This is a very nice example. Clearly $|x|/x$ has problems when $x=0$. The function $\varphi$ is not what we call differentiable at $x=0$, even though it has a continuous derivative at $x=0$. A function can't be called differentiable unless it is itself continuous. Let's consider $x<0$ and $x>0$ separately.

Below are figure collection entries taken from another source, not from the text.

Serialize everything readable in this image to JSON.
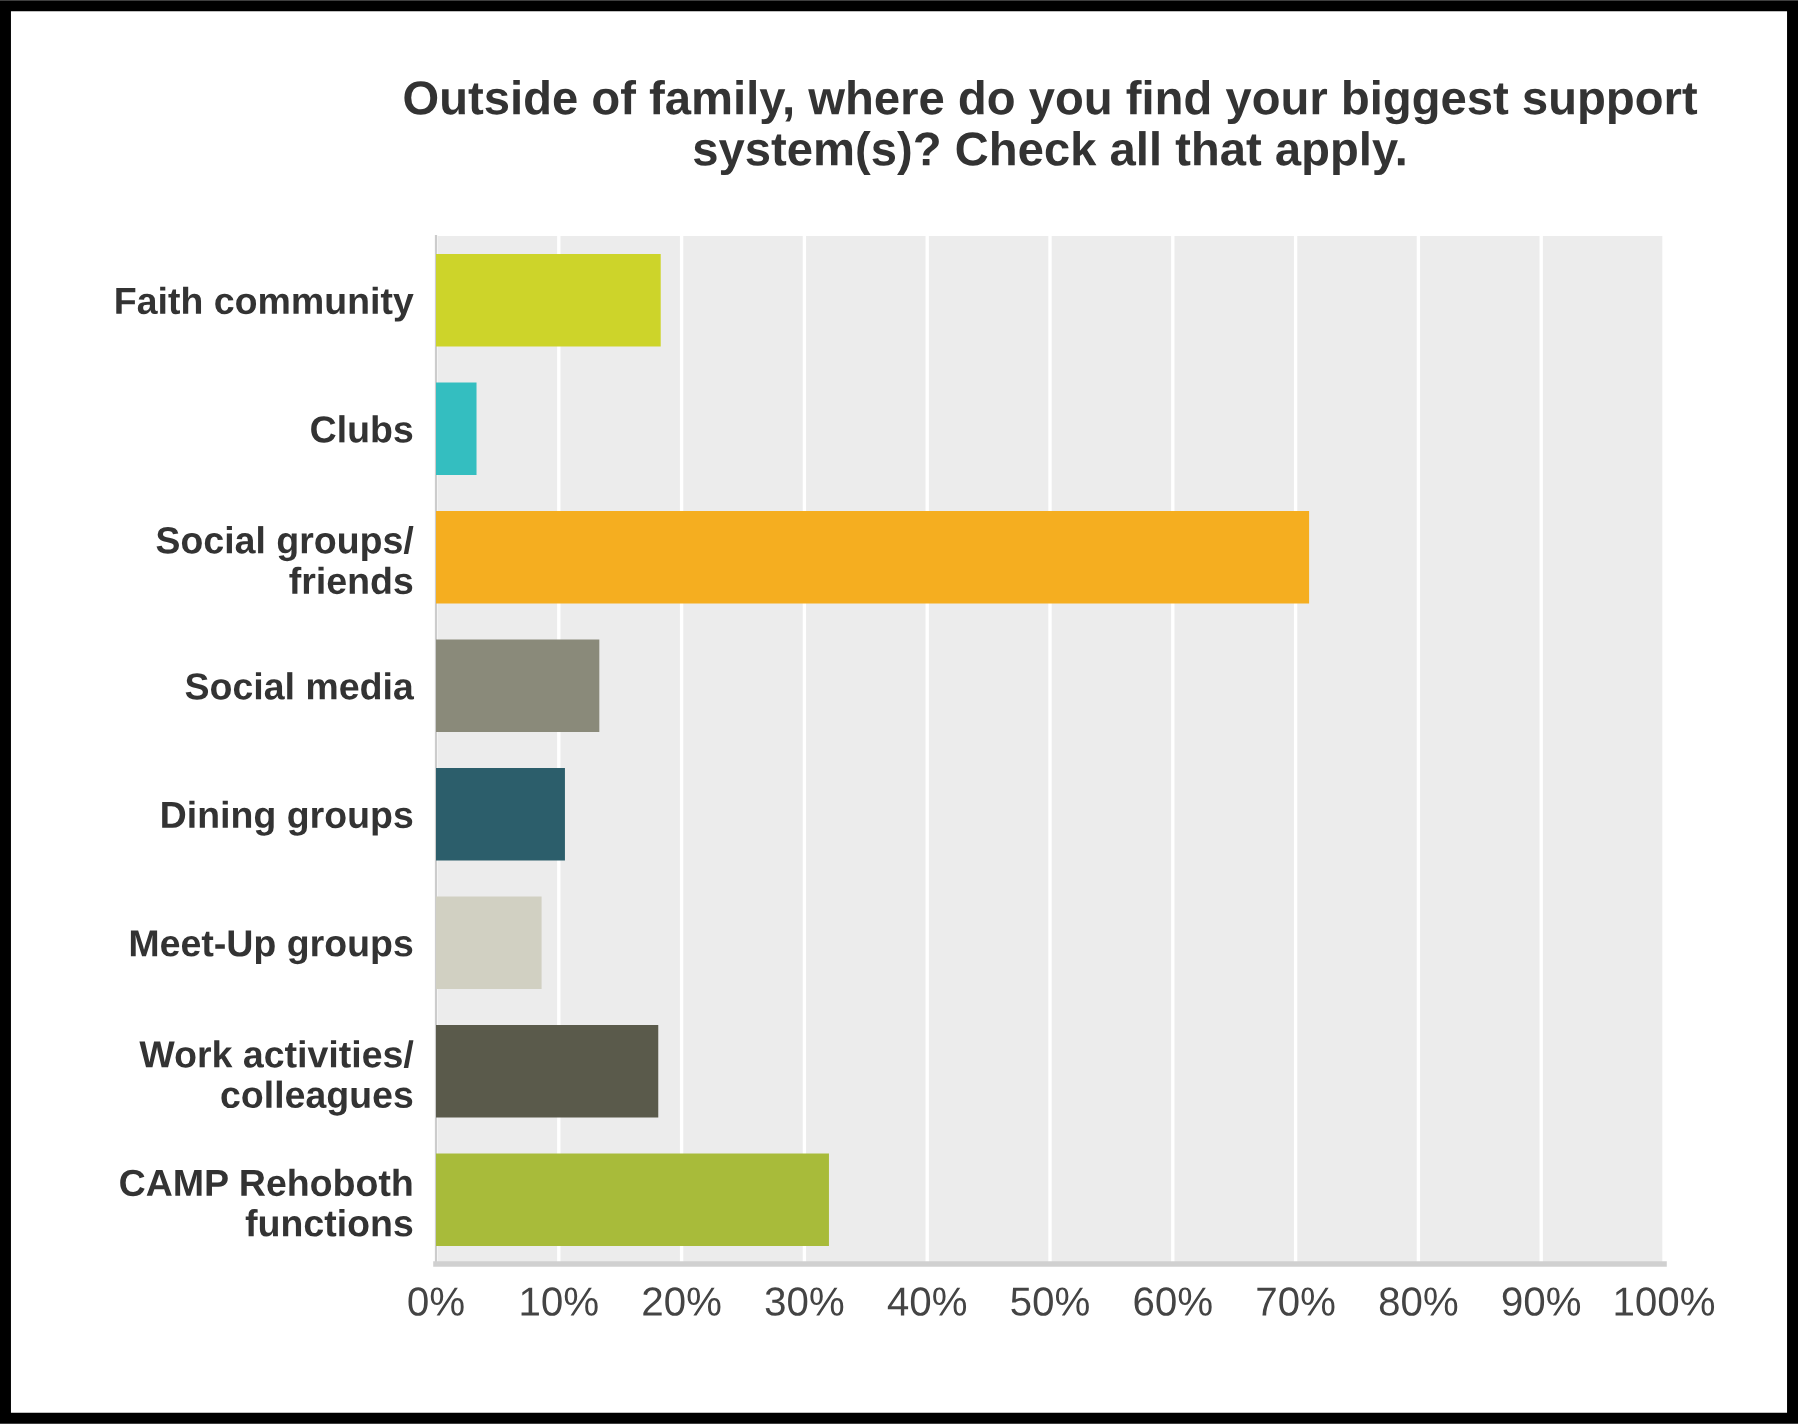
{
  "chart_data": {
    "type": "bar",
    "orientation": "horizontal",
    "title": "Outside of family, where do you find your biggest support system(s)? Check all that apply.",
    "categories": [
      "Faith community",
      "Clubs",
      "Social groups/\nfriends",
      "Social media",
      "Dining groups",
      "Meet-Up groups",
      "Work activities/\ncolleagues",
      "CAMP Rehoboth\nfunctions"
    ],
    "values": [
      18.3,
      3.3,
      71.1,
      13.3,
      10.5,
      8.6,
      18.1,
      32
    ],
    "colors": [
      "#cdd42a",
      "#34bec0",
      "#f5ae20",
      "#8a8a7a",
      "#2c5e6b",
      "#d1d0c2",
      "#5a5a4b",
      "#a8bb3a"
    ],
    "xlim": [
      0,
      100
    ],
    "xticks": [
      {
        "value": 0,
        "label": "0%"
      },
      {
        "value": 10,
        "label": "10%"
      },
      {
        "value": 20,
        "label": "20%"
      },
      {
        "value": 30,
        "label": "30%"
      },
      {
        "value": 40,
        "label": "40%"
      },
      {
        "value": 50,
        "label": "50%"
      },
      {
        "value": 60,
        "label": "60%"
      },
      {
        "value": 70,
        "label": "70%"
      },
      {
        "value": 80,
        "label": "80%"
      },
      {
        "value": 90,
        "label": "90%"
      },
      {
        "value": 100,
        "label": "100%"
      }
    ],
    "grid": "x",
    "legend": false
  }
}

Assume that $x<0$. Let $x=-k$ where $k>0$. We have:
$$\frac{|x|}{x} = \frac{|-k|}{-k}=\frac{k}{-k}=-1 \, . $$
It follows that $\varphi(x)=-1$ for all $x<0$. Thus $\varphi$ is constant for all $x<0$ and so $\varphi'(x)=0$. It follows that $\varphi'(x)$ tends towards zero as $x$ tends towards zero from the negative side.
Assume that $x>0$. Let $x=k$ where $k>0$. We have:
$$\frac{|x|}{x} = \frac{|k|}{k}=\frac{k}{k}=1 \, . $$
It follows that $\varphi(x)=1$ for all $x>0$. Thus $\varphi$ is constant for all $x>0$ and so $\varphi'(x)=0$. It follows that $\varphi'(x)$ tends towards zero as $x$ tends towards zero from the positive side.
Putting these two answers together, we may conclude that $\varphi'$ is continuous because:
$$\lim_{x \to 0^-} \left( \frac{d}{dx}\frac{|x|}{x}\right) = \lim_{x \to 0^+} \left(\frac{d}{dx}\frac{|x|}{x}\right) = 0 \, . $$
However, $\varphi$ fails to be itself continuous because $\varphi(x)$ tends towards $-1$ as $x$ tends towards zero from the negative side while $\varphi(x)$ tends towards $+1$ as $x$ tends towards zero from the positive side, meaning that
$$\lim_{x \to 0^-} \frac{|x|}{x} \neq \lim_{x \to 0^+} \frac{|x|}{x} \, . $$